Kampfmaßnahmen der Ärzteschaft

Stuttgart, 28. September 2012. Mitte September haben sich die niedergelassenen Ärztinnen und Ärzte in einer Urabstimmung für Kampfmaßnahmen bis hin zu Praxisschließungen ausgesprochen. Bei dem Protest geht es um die Anpassung der Preise für ärztliche Leistungen, hervorgerufen durch Inflation und Kostensteigerungen der letzten Jahre. Die einseitig von den Krankenkassen zugestandene minimale Erhöhung des Orientierungswertes bei den Arzthonoraren um 0,9 Prozent hatte zuvor auf Ärzteseite einen Sturm der Entrüstung ausgelöst. Die Spitzen der Landesärztekammer Baden-Württemberg beziehen im Folgenden zur aktuellen Entwicklung Stellung:

 

Jetzt müssen alle Ärztinnen und Ärzte zusammenstehen und ihrer Verantwortung gegenüber den Patienten gerecht werden
Das Klima zwischen den Krankenkassen und der Ärzteschaft ist derzeit so schlecht wie selten zuvor; die Kassenärzte stellen gar die Systemfrage. Das völlig unangemessene Angebot der Krankenkassen empfinden wir als direkten Angriff auf unseren Berufsstand und fordern die Verantwortlichen auf, am Verhandlungstisch ihrer Verpflichtung gegenüber Patienten und Ärzten gerecht zu werden.

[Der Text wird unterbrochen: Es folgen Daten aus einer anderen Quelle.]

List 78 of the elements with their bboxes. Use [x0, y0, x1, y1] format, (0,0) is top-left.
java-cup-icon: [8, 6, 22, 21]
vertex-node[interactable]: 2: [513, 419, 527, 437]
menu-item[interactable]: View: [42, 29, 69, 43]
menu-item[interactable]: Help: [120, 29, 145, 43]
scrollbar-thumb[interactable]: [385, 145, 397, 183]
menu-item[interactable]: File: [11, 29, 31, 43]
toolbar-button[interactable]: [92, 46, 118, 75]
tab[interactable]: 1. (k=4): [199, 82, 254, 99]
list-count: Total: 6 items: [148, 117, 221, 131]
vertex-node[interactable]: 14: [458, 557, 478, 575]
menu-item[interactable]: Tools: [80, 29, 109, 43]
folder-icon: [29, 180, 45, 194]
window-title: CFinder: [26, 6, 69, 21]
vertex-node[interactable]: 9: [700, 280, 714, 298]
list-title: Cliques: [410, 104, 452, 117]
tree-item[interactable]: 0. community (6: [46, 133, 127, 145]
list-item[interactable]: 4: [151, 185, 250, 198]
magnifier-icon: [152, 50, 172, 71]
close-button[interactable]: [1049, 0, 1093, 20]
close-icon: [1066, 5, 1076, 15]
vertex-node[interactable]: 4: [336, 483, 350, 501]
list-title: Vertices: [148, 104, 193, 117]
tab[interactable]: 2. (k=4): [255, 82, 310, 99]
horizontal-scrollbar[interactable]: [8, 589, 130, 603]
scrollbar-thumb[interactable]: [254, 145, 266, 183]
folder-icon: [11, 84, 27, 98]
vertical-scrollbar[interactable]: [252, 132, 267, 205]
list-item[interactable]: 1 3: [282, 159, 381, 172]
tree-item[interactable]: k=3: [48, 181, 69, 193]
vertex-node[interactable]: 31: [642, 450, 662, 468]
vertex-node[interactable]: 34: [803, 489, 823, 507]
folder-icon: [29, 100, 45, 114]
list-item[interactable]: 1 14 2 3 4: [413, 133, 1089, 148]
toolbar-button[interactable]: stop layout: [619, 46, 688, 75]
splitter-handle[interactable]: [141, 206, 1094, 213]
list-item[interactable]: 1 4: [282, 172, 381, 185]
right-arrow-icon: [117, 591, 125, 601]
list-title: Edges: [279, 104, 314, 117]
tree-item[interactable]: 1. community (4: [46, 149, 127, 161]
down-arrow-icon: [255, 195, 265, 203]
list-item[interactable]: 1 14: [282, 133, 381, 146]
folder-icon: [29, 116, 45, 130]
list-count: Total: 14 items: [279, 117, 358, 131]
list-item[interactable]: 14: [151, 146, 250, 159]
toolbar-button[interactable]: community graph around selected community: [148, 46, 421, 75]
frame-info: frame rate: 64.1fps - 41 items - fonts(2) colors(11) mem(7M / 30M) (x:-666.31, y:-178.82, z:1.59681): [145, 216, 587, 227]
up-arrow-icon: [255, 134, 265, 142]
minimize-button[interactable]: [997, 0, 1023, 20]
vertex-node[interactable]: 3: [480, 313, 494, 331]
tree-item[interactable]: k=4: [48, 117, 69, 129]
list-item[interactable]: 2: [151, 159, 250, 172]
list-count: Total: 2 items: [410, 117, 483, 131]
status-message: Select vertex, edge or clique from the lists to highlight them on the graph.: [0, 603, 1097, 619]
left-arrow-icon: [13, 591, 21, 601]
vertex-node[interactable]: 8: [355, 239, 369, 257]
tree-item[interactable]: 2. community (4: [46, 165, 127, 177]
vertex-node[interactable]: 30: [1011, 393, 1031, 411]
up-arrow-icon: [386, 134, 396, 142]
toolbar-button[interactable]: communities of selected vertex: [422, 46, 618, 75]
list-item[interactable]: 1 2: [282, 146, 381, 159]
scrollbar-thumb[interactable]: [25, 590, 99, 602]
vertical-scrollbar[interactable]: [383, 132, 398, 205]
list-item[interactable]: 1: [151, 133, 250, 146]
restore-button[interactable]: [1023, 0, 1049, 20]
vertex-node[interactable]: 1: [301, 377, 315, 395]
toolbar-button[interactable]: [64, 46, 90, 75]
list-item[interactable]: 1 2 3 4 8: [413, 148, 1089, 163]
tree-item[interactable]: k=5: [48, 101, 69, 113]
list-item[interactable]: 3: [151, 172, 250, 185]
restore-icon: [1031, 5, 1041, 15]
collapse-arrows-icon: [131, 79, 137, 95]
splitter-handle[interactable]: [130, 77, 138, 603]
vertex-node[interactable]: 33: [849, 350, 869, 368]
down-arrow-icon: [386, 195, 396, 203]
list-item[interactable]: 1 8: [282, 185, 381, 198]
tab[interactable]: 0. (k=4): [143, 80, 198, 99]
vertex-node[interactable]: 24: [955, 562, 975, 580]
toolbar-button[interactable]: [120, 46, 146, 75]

Verunglimpfung der Ärzteschaft
Die Krankenkassen zeigen seit geraumer Zeit kaum Wertschätzung für die ärztliche Arbeit und erkennen Mediziner nicht als ihre Vertrags- und Kooperationspartner an. Zudem werden Patienten für die Interessen der Kassen und gegen die Ärzteschaft instrumentalisiert. Kaum ein Tag vergeht, an dem nicht irgendein Krankenkassenvertreter durch gezielte Stimmungsmache gegen die Ärzteschaft verunglimpft. In diesen Diffamierungskampagnen werden die Ärztinnen und Ärzte immer wieder als „raffgierig“ oder als „Pfuscher“ dargestellt. Ärztinnen und Ärzte sind hochqualifiziert und üben ihren Beruf nach bestem Wissen und Gewissen aus. Sie sind verantwortlich handelnde Partner ihrer Patienten und bieten eine qualitätsgesicherte Behandlung auf aktuellem Stand.

Überschüsse der GKV
Angesichts von rund 20 Milliarden Euro Überschüssen in der Gesetzlichen Krankenversicherung ist es völlig unverständlich, dass die Kassen eine vernünftige Anpassung der Arzthonorare verweigern. Leidtragende dieser Kassenpolitik sind in erster Linie die Patienten. Wir fordern die Krankenkassen auf, keine Überschüsse zu horten, sondern dieses Geld für die Versorgung ihrer Versicherten ausgeben, wo es dringend gebraucht wird.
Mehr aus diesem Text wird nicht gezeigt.